Вопреки официальному запрету властей, вверенную Богом паству о. Авенир не забывал. «Церковь не в бревнах, а в ребрах» — нередко приговаривал он. Числясь священником в Алёшево, он часто тайно приезжал в Лойму, где крестил по домам и служил литургию в некоторых лоемских часовнях, которые тогда еще были не закрыты[39].

Успенским постом 1933 года Лоемская община претерпела еще одно испытание. В те дни закрытый, но еще неоскверненный Лоемский храм пытались отторгнуть от Святой Церкви обновленцы. Для этого обновленческий лже-архиепископ Устьсысольский Александр командирует в Лойму обновленческого священника Льва Тодоровича, который на тот момент числился митрофорным протоиереем Ыбской Вознесенской церкви и благочинным южных районов республики Коми.  

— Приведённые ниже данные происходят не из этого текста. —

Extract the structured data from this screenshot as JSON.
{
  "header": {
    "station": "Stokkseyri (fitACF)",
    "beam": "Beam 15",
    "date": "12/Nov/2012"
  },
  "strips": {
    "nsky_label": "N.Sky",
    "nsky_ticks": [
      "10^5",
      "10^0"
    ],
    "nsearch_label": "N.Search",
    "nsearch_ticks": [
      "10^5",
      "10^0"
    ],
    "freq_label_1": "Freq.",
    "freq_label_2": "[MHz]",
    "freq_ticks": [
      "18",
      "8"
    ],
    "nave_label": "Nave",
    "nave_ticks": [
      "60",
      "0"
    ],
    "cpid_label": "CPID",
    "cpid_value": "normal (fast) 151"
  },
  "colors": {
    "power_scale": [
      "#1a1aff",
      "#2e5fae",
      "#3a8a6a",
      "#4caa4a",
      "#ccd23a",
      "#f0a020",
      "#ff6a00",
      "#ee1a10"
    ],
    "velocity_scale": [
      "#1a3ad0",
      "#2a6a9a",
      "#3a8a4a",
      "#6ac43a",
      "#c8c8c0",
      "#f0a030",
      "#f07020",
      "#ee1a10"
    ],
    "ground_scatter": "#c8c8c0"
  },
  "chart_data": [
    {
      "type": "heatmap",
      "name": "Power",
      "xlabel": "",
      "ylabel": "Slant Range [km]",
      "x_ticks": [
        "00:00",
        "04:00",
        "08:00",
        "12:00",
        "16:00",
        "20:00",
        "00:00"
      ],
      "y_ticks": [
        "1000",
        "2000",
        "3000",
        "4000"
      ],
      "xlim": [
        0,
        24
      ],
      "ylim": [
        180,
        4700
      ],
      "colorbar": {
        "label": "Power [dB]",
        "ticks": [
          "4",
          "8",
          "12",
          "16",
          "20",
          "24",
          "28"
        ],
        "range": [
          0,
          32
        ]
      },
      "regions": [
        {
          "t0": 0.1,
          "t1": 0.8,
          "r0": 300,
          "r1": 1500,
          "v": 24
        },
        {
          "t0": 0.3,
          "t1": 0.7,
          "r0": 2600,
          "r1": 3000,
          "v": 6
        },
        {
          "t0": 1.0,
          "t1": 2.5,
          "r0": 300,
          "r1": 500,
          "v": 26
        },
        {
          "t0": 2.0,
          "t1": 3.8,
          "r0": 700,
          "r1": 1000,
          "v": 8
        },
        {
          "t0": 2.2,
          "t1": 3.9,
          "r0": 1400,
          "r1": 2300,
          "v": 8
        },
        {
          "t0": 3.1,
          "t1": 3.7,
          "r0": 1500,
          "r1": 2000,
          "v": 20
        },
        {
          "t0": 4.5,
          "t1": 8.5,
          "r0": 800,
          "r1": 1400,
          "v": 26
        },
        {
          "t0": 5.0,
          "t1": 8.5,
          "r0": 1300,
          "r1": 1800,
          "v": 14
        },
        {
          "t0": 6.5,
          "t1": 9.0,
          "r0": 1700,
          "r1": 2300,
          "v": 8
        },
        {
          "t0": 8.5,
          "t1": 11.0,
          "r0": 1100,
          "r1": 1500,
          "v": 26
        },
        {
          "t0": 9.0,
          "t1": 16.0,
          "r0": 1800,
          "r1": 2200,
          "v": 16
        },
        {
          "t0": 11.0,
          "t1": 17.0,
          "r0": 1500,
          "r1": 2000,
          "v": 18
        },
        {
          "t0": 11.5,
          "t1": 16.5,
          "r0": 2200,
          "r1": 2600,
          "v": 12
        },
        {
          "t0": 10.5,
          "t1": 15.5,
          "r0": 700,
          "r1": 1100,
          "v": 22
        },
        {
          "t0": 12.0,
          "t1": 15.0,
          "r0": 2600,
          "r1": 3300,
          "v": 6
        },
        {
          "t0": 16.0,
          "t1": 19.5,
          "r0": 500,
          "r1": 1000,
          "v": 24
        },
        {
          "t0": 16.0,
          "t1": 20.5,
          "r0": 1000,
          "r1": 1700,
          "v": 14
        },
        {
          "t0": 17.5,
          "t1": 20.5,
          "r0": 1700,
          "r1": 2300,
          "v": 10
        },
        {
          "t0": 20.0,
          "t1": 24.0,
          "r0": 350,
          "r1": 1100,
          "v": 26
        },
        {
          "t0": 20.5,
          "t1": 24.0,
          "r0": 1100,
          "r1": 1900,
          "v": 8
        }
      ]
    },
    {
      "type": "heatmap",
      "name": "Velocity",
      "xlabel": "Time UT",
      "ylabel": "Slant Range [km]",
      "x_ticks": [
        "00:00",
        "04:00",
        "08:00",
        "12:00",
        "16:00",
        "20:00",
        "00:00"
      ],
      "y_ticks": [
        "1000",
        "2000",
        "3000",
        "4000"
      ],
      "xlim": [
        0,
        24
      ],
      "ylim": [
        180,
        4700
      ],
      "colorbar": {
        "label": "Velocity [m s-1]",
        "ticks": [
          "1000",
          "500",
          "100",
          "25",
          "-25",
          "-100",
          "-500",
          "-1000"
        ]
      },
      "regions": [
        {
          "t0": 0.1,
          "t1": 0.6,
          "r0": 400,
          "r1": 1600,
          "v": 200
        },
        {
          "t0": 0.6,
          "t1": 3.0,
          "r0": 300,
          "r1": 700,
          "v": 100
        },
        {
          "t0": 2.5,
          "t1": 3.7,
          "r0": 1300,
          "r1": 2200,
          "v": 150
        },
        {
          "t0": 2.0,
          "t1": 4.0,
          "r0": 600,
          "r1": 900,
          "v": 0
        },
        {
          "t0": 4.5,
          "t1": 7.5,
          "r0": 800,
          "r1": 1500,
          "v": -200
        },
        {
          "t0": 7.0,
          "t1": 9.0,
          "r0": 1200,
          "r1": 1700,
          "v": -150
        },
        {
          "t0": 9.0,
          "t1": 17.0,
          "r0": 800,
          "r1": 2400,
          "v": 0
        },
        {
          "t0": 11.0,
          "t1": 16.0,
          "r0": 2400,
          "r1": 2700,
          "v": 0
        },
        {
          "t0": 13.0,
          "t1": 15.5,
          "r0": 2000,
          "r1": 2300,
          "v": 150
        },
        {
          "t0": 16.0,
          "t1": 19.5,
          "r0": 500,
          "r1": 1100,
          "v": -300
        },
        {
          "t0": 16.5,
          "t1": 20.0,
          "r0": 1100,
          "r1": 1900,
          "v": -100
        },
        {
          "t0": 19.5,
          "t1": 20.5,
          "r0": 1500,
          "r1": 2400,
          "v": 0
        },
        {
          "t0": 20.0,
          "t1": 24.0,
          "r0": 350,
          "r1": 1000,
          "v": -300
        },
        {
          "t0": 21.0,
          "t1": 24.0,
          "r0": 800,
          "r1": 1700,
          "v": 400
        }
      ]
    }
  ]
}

Лев Тодорович несколько дней жил в Лойме, склоняя приход к расколу. Он посулил о. Авениру возвращение на родину и всякое благополучие, а приходу обещал компенсацию недоимок по уплате налогов, если они перейдут в обновленчество. На случай отказа общины перейти в раскол обновленческий священник имел от своего епископа прямое указание: «составьте список служителей культа и членов приходских советов с их характеристикой. О лицах, не соответствующих своему назначению, каковыми следует считать фанатичных и безнадежных тихоновцев и контрреволюционеров, донести особо»[40].

Несмотря на всю любовь к Лойме, о. Авенир остался верен Матери-Церкви и со всей присущей ему прямотой обличал обновленческого посланника и обновленческий раскол перед всем народом. Обновленцы не смогли сломить общину и отторгнуть храм.

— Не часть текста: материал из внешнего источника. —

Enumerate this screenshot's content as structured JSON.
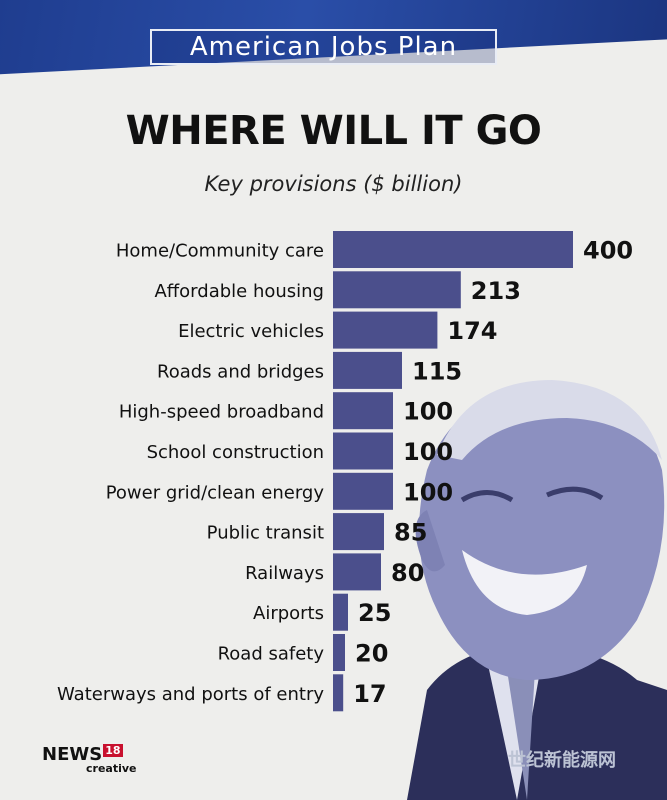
{
  "banner_title": "American Jobs Plan",
  "colors": {
    "bar": "#4b4f8c",
    "banner": "#2a4ea8",
    "text": "#111111"
  },
  "logo": {
    "main": "NEWS",
    "badge": "18",
    "sub": "creative"
  },
  "watermark": "世纪新能源网",
  "chart_data": {
    "type": "bar",
    "orientation": "horizontal",
    "title": "WHERE WILL IT GO",
    "subtitle": "Key provisions ($ billion)",
    "categories": [
      "Home/Community care",
      "Affordable housing",
      "Electric vehicles",
      "Roads and bridges",
      "High-speed broadband",
      "School construction",
      "Power grid/clean energy",
      "Public transit",
      "Railways",
      "Airports",
      "Road safety",
      "Waterways and ports of entry"
    ],
    "values": [
      400,
      213,
      174,
      115,
      100,
      100,
      100,
      85,
      80,
      25,
      20,
      17
    ],
    "value_labels": [
      "400",
      "213",
      "174",
      "115",
      "100",
      "100",
      "100",
      "85",
      "80",
      "25",
      "20",
      "17"
    ],
    "xlim": [
      0,
      400
    ],
    "grid": false,
    "legend": "none"
  }
}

Так как председатель сельсовета не позволил о.Авениру продолжать служение на родине, то храм 5 лет простоял без богослужения. 1 ноября 1935 года, мотивируя тем, что «церковь с 1930 г. не работает, община верующих ремонт здания не производит, налоги не уплачивают. За общиной числится недоимки по налогам в сумме 32.000 руб.», храм закрыли, осквернили и разграбили[41].

В те годы правящим архиереем был епископ Николай (Клементьев) [42] — будущий священномученик Николай, архиепископ Великоустюжский. Он через благочинного Павла Александровича Сумарокова рассылает распоряжение о том, что при крещении нельзя использовать новоизобретаемых советских имен, а следует давать имена традиционные, церковные. Отец Авенир принял указ владыки, прочитал и переслал его о. Павлу Тюрнину — священнику Антипинской церкви Лальского района.

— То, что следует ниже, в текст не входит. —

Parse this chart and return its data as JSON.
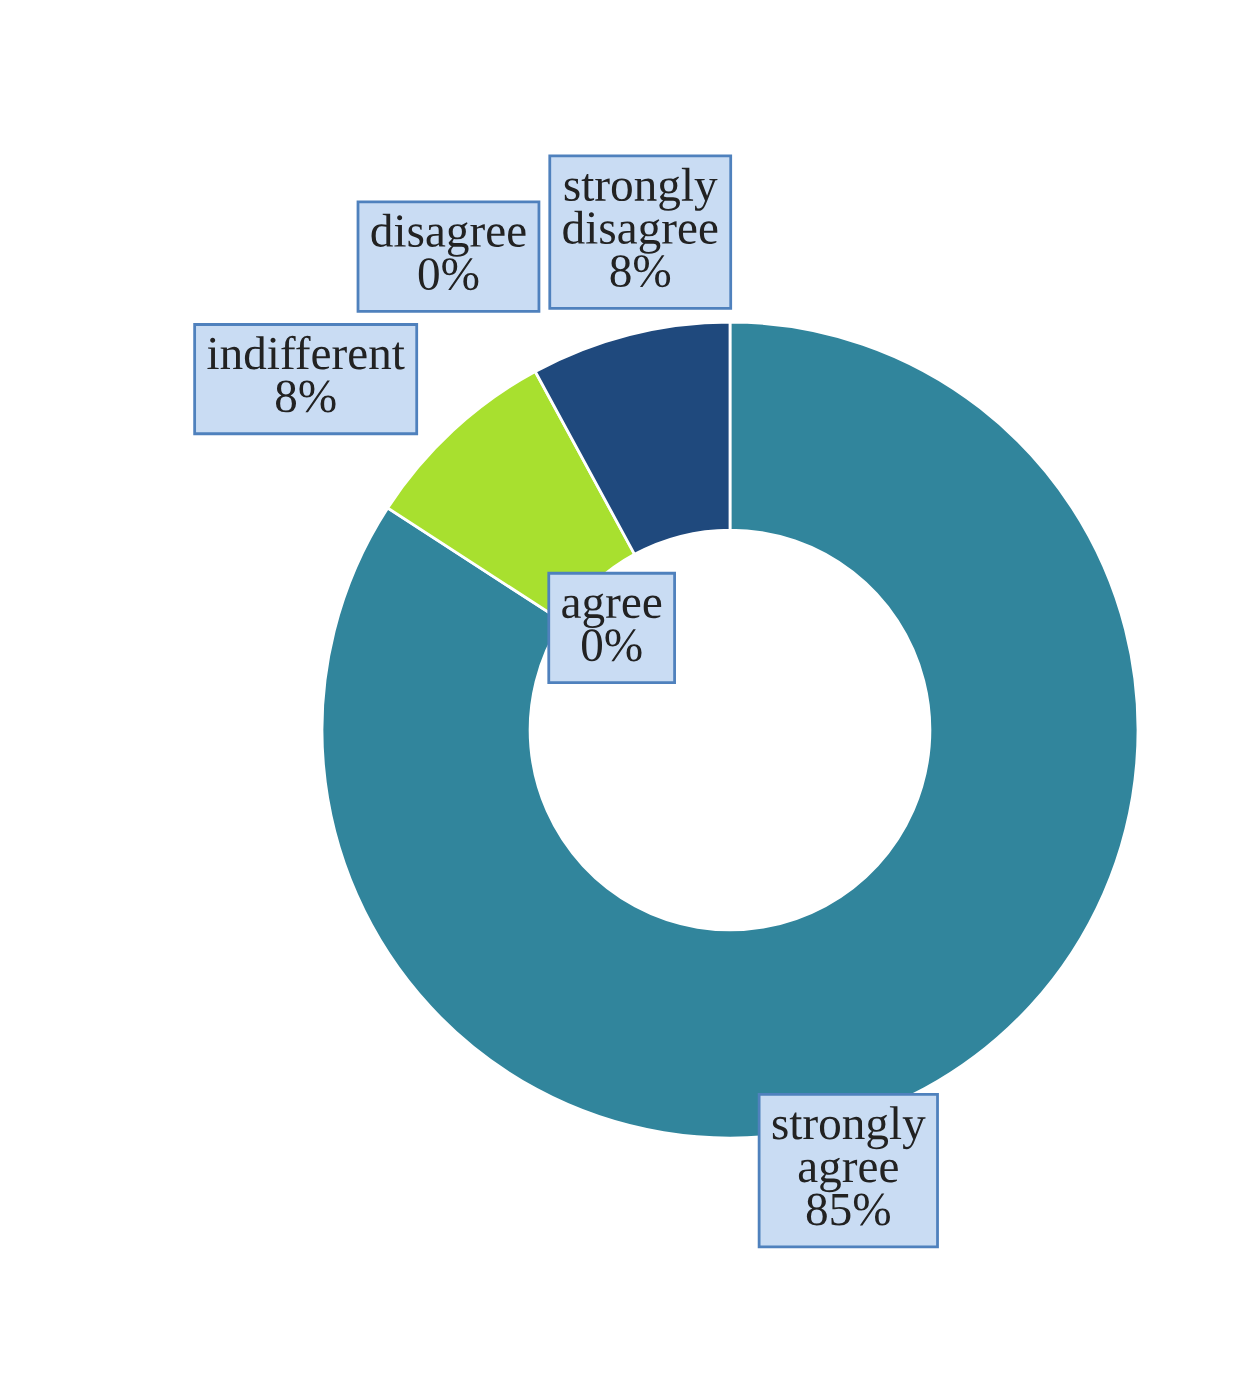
{
  "chart_data": {
    "type": "donut",
    "categories": [
      "strongly agree",
      "agree",
      "indifferent",
      "disagree",
      "strongly disagree"
    ],
    "values": [
      85,
      0,
      8,
      0,
      8
    ],
    "value_labels": [
      "85%",
      "0%",
      "8%",
      "0%",
      "8%"
    ],
    "colors": [
      "#31859c",
      "#7fb2c4",
      "#a8e02f",
      "#3b6ea5",
      "#1f497d"
    ],
    "legend": false
  }
}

В 1936 году возникла необходимость покрасить крышу Алёшевской церкви. На это простое дело настоятель храма рекомендовал пригласить двух крестьян из Лоймы: Шехонина Федора Васильевича и Шехонина Николая Павловича. Батюшка представил их прихожанам и сказал: «это наши люди — лоймяки». В Алёшево гости из Лоймы почувствовали себя в безопасности и рассказали, что их раскулачили, и что батюшка специально решил пригласить на покрасочные работы именно их, чтобы законным образом помочь им и их семьям в сложное время.

Эти два эпизода будут использованы как обвинения во время третьего ареста.

Хотя о. Авенир потерял дом, храм, родину. Но оставалась еще семья. На нее теперь пришлась вся тяжесть гонений. Одна из дочерей умерла, так как никто не хотел оказать помощь «поповской дочке». Другая отреклась от отца и матери и скрылась в неизвестном направлении. Другие дочери, хоть и не отрекались официально, но разъехались по стране, меняя фамилии и скрывая своё происхождение. Лишь две дочери и один сын разделили с родителями их судьбу.

27 сентября 1937 года в Лальске был арестован его брат, священник Лальской кладбищенской церкви Александр Александрович Баклановский. На тот момент о.Александру было почти 70 лет! Семидесятилетний старик был осужден на 10 лет лагерей. При обыске у него среди прочего была изъята вся корреспонденция (в оригинале дела «всякая переписка»), в том числе и письмо младшего брата, которое будет приобщено к уголовно-следственному делу о. Авенира[43].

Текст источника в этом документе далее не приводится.